Response and remediation

  • If confirmed benign: document the exact child, reported parent, real creator, signer, command line, host, and user evidence that proved the workflow; reverse any temporary containment and create only a narrow exception for the same tuple.
  • If suspicious but unconfirmed: preserve the alert, process event, recovered creator and descendant process records, process entity IDs and PIDs, command lines, hashes, signers, and current process state before containment.
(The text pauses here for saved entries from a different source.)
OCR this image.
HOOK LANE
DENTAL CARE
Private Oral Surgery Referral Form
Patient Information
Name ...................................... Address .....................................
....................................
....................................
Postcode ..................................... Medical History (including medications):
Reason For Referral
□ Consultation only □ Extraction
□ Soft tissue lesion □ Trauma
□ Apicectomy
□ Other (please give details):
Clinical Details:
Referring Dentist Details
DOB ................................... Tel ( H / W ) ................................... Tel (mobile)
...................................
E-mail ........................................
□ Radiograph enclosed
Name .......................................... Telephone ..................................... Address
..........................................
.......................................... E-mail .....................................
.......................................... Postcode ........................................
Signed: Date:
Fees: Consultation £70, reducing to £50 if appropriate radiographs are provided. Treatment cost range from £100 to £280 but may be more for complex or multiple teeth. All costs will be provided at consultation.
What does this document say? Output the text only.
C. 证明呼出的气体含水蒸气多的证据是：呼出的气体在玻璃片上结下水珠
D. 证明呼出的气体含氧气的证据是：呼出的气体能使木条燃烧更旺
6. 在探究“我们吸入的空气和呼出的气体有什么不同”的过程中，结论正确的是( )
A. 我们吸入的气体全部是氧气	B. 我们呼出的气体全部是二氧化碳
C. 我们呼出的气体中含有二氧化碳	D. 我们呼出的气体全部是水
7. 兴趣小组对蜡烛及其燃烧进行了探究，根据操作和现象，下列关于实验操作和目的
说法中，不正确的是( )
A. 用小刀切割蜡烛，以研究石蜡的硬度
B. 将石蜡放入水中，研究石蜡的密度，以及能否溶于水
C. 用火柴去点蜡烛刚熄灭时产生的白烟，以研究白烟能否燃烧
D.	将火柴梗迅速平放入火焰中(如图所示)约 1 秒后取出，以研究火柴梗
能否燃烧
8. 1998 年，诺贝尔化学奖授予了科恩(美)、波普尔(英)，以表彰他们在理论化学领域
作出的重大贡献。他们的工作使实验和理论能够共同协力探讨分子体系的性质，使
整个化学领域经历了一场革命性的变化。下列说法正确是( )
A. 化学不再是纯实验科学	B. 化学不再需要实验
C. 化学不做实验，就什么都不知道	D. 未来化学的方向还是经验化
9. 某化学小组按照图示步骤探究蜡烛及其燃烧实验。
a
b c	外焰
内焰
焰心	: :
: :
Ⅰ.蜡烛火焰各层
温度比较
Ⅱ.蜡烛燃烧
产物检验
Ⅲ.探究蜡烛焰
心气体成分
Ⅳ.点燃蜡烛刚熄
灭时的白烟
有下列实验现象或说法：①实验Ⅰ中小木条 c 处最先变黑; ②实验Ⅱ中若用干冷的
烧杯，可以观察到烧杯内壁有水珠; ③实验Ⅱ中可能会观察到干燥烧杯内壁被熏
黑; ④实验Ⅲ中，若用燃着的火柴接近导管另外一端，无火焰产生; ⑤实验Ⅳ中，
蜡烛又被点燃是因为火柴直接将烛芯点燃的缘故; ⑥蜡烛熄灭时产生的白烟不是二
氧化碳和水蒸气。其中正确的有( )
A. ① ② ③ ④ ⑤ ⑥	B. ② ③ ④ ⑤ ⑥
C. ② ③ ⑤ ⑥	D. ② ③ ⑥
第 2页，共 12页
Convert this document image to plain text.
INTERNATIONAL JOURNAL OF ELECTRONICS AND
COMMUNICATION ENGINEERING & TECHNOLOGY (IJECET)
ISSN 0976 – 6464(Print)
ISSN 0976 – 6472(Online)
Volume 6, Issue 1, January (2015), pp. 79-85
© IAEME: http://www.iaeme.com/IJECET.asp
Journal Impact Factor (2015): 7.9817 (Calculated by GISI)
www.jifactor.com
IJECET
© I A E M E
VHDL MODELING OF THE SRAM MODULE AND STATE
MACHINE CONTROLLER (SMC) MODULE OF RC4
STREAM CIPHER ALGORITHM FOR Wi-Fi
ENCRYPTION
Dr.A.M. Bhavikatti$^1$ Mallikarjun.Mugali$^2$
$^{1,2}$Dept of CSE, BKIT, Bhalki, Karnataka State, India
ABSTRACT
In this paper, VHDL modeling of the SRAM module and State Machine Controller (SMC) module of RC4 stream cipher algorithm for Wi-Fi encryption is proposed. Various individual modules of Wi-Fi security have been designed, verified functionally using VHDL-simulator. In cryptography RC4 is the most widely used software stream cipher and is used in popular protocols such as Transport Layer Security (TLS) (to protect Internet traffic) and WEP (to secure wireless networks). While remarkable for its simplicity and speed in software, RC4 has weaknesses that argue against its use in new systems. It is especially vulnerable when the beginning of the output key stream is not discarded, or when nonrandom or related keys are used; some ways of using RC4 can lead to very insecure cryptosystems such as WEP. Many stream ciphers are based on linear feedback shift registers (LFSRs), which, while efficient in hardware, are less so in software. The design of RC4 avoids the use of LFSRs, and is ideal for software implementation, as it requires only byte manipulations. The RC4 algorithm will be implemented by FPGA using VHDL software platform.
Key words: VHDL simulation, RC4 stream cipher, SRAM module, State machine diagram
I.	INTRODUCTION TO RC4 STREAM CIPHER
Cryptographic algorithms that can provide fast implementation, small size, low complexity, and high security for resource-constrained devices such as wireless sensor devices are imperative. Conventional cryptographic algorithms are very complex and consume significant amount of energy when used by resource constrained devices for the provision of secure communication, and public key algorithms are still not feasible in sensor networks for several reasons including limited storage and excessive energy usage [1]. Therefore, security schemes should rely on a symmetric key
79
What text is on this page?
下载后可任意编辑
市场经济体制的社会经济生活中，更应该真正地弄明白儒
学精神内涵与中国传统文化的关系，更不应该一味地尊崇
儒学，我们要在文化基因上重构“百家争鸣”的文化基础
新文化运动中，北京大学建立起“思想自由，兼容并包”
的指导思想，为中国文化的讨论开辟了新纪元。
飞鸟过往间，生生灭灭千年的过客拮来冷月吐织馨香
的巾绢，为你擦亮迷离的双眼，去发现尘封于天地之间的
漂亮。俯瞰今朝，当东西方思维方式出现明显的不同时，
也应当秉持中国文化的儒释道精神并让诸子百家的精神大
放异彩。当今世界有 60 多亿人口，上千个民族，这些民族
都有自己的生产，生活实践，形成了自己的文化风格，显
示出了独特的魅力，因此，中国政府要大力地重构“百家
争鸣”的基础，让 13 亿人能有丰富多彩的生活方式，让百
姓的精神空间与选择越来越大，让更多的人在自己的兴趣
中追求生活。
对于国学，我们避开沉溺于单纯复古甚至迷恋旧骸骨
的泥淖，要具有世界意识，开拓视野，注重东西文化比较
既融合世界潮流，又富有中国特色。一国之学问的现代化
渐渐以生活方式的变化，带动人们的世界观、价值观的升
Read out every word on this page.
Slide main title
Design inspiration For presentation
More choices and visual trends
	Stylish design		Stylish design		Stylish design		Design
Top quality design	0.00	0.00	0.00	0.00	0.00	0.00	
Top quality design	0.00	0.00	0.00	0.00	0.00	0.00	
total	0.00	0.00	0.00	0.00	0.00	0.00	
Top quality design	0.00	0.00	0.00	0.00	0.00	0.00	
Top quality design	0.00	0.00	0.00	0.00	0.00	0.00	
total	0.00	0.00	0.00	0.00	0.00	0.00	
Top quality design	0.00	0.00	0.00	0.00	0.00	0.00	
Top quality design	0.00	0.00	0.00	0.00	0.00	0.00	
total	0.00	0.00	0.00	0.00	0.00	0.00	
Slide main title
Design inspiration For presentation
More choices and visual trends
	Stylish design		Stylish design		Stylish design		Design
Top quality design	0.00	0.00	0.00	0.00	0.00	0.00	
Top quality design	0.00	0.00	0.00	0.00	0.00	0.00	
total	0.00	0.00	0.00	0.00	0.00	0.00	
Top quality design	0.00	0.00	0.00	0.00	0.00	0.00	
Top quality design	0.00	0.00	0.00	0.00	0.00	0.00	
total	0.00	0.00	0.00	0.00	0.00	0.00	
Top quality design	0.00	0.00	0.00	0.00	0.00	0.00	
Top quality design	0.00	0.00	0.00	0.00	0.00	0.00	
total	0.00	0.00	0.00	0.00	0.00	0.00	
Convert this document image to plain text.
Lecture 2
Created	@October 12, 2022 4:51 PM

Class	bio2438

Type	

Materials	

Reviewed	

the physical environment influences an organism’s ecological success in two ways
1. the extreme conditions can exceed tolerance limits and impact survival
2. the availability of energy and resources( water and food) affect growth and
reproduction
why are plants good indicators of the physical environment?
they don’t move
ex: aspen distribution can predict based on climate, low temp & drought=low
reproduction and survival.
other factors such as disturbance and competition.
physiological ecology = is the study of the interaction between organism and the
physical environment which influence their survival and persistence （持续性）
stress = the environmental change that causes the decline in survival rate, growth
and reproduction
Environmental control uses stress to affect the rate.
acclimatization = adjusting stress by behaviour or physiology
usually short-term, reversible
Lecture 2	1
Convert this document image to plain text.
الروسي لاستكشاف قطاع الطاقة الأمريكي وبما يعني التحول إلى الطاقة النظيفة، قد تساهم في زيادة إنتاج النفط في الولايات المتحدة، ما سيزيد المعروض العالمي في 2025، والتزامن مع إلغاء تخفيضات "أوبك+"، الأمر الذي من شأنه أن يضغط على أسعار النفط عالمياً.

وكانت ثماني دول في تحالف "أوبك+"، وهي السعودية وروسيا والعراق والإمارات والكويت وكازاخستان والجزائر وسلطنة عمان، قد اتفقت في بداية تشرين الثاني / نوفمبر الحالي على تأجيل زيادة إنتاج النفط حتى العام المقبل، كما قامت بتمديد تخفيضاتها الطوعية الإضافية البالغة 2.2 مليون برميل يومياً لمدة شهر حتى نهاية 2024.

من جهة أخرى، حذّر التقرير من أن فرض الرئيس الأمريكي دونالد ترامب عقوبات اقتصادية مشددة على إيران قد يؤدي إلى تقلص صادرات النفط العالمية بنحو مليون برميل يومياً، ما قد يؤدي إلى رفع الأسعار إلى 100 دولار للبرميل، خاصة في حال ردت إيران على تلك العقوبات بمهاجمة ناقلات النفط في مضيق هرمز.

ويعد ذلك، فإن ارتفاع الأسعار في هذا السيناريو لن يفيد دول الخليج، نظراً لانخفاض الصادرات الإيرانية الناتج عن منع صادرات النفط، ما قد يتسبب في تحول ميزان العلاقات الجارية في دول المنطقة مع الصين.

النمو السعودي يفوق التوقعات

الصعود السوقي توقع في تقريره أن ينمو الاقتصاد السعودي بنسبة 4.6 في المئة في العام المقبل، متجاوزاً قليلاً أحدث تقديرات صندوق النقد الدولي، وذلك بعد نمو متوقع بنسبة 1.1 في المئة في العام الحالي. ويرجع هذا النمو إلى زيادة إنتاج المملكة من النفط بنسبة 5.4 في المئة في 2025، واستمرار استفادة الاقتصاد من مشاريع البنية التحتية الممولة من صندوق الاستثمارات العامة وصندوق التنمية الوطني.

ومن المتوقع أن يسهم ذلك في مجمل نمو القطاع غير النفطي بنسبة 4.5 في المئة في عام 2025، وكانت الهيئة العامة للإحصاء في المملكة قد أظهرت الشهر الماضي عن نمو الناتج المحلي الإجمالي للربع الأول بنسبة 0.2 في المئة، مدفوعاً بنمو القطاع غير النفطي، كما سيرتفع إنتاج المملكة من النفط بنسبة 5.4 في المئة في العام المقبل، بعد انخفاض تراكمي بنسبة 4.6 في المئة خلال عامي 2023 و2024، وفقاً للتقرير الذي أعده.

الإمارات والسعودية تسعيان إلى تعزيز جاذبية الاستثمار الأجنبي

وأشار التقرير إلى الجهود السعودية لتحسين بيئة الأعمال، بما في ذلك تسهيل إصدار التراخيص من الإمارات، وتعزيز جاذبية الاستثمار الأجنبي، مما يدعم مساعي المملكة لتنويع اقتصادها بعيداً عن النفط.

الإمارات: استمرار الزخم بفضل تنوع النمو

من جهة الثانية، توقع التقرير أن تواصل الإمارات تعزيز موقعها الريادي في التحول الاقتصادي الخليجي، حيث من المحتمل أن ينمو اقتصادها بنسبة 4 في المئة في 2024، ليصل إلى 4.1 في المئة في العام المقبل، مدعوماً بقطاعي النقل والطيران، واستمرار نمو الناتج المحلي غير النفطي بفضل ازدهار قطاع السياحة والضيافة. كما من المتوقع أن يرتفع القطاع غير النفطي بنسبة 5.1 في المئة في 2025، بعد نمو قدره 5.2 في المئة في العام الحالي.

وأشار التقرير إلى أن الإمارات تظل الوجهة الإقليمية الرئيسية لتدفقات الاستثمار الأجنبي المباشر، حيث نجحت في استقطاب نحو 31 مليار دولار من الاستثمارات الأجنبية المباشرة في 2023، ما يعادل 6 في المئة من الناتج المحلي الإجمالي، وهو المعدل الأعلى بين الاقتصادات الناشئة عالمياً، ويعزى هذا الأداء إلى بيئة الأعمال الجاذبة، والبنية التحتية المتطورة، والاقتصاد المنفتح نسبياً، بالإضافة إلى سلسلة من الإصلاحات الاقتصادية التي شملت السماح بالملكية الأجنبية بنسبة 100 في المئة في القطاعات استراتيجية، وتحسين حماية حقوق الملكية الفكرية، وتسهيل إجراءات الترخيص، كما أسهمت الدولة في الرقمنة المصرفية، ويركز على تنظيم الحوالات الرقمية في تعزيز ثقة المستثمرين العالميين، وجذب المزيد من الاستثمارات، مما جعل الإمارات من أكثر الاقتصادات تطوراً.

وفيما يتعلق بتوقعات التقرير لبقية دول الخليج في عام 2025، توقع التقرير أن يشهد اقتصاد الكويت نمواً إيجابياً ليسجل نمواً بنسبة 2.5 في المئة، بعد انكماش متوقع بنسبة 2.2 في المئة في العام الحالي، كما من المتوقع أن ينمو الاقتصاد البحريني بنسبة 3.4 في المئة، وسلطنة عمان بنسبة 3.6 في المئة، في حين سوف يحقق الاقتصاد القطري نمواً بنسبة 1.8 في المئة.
Use reversible containment such as host isolation or temporary policy controls based on host criticality; avoid killing the child or creator until evidence is preserved.
  • If confirmed malicious: isolate the affected host when identity, lineage, or descendant evidence shows unauthorized SYSTEM execution. Before termination, record process.entity_id, process.parent.Ext.real.pid, process.command_line, and process.hash.sha256; then terminate malicious child or descendant processes and remove only the binaries, scripts, services, or persistence found during follow-on investigation.
  • Reset or rotate credentials only for accounts, services, or remote-access paths whose misuse is confirmed by additional evidence. Do not treat SYSTEM context alone as proof that a named user credential was compromised.
  • Post-incident hardening: restrict administrative paths that can obtain parent-process creation privileges, review who can run PPID-spoofing test tools, and document the confirmed tuple or malicious artifact set so future analysts can separate repeated product behavior from repeated abuse.